Do you know, it is very hard to complain about asking for advice and getting The Wrong Kind, for free, and with no real negative consequences—but I’m going to do it anyway. [Swistle from the Future sez: “This sentence is ridiculous. What refers to what here? Is it hard to complain for free and with no negative consequences? Because that’s how the sentence reads.” Swistle from the Past: “Meh. I don’t see an easy fix. They’ll figure it out.”]
Here is what happened. My town has a Facebook page for residents. I need to buy three particular related items, and I need them for tomorrow, so I asked on the local Facebook page if anyone had seen any of the items in a local store and specified that I needed to buy them today; I mentioned the one local store where I’d already looked. Of the twelve answers:
• Five suggested I look online
• Four made guesses of stores where they hadn’t seen the items
• One suggested a store two hours away that “might” have them
• One told me the manufacturer of the items
• One suggested the specific store I had specifically mentioned in my question
• One speculated the items would be hard to find
• Three, and three only, mentioned stores where they had seen one or more of the items
(Those don’t add up to twelve, because some comments did several things.) Out of twelve answers, THREE answered the question I asked. (Though I went to the store two of them mentioned, and the store no longer has the items. And the other mentioned a store 40 minutes away that has only one of the three items. But I’m counting all of those as successful answers, because they answered what I’d asked.)
It’s not like it ruined my life or anything: clearly I can just IGNORE the useless answers, at no real personal cost. And I’m certain I’ve accidentally “answered” questions in this way MYSELF, because I have CAUGHT MYSELF DOING IT—and who KNOWS how many times I DIDN’T catch it. But it’s exasperating to ask a question and get non-answers to it—and not an INTERESTING question, where even discussion that didn’t answer the question per se would still be interesting, but just a specific, factual, boring, “What retail establishment carries this product?” question. It makes me feel as if I have to be super-super insultingly specific before I ask. Like, “I need these three items, and I need them today and I don’t want to pay whatever it would cost to have an online place ship them to me by tomorrow morning, so I am looking for a local store that has them. This store should be within reasonable driving distance, which I’d define as ‘half an hour away.’ I would like to know if you have, with your own eyes, seen these actual items I am asking about, in a store that meets the qualifications I just mentioned. WITH YOUR OWN EYES. I’m not asking you to research this for me, or to make a list of Stores That Exist In Our Town, or to give me more information about the products I’m looking for, or to discuss the products in general; I ONLY want to know if you have ALREADY found them.”

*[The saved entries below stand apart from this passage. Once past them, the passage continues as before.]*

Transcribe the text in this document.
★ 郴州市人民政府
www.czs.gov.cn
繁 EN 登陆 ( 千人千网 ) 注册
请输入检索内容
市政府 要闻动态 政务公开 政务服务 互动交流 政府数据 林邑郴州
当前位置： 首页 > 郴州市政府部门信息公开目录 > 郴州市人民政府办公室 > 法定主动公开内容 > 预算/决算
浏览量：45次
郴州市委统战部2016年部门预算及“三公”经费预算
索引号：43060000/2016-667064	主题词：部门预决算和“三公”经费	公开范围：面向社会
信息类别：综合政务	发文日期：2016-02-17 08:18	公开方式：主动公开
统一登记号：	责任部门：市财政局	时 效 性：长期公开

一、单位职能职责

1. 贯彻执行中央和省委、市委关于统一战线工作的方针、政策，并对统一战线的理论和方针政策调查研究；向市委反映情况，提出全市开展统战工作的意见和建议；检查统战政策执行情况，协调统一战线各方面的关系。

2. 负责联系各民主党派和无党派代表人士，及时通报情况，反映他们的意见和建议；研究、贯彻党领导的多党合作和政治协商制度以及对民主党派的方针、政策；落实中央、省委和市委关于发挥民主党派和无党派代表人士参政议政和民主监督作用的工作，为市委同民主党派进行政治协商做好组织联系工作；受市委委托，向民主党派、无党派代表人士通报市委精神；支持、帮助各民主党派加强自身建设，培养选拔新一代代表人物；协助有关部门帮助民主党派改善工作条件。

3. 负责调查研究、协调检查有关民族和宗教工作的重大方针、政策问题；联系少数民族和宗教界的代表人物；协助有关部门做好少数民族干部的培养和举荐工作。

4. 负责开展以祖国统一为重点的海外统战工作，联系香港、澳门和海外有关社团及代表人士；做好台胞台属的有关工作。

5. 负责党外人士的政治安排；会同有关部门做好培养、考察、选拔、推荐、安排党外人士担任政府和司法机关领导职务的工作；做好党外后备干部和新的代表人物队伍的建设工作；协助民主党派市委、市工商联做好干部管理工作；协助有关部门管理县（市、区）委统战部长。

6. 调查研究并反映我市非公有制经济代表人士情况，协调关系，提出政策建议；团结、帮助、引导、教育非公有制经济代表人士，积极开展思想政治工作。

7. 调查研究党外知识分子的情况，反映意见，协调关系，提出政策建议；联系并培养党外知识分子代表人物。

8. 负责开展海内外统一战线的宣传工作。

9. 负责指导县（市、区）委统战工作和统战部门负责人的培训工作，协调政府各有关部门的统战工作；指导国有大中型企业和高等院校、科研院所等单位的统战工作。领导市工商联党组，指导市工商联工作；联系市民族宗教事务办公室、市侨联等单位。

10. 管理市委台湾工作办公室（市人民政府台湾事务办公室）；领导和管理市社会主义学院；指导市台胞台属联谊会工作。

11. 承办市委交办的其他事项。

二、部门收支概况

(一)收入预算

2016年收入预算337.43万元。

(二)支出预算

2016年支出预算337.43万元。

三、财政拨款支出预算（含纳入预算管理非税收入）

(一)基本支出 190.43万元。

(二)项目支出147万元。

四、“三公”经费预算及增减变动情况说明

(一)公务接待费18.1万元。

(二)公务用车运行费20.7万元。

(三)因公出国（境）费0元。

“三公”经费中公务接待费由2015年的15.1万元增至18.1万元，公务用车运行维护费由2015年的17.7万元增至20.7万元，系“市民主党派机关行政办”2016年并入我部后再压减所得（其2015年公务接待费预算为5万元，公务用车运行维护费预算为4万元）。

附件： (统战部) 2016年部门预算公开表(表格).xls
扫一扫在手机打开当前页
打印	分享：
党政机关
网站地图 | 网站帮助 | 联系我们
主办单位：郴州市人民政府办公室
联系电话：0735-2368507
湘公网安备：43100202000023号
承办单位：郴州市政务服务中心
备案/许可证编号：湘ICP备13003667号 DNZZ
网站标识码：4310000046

So there is my Small Complaint About Something Small for today.
On to salads! I tried another really good one. I based it loosely on the Spicy Chicken Caesar Salad that Paul had at Wendy’s the other day. Very, very loosely—like, just used the “spicy chicken” and “Caesar” words.
I started again with a lot of mixed spring greens. I added some shredded cheddar because I didn’t have whatever that pretty white shaved cheese is that Wendy’s used. Then tomatoes, and sunflower seeds because those were so amazing in the other salad and I’m not sure I ever want to eat a salad without them again, and some leftover chicken/herb-flavored couscous, and Caesar dressing. Meanwhile, I cooked five Tyson boneless buffalo wings in the toaster oven, then cut each one into nine pieces and put them on top. YUM.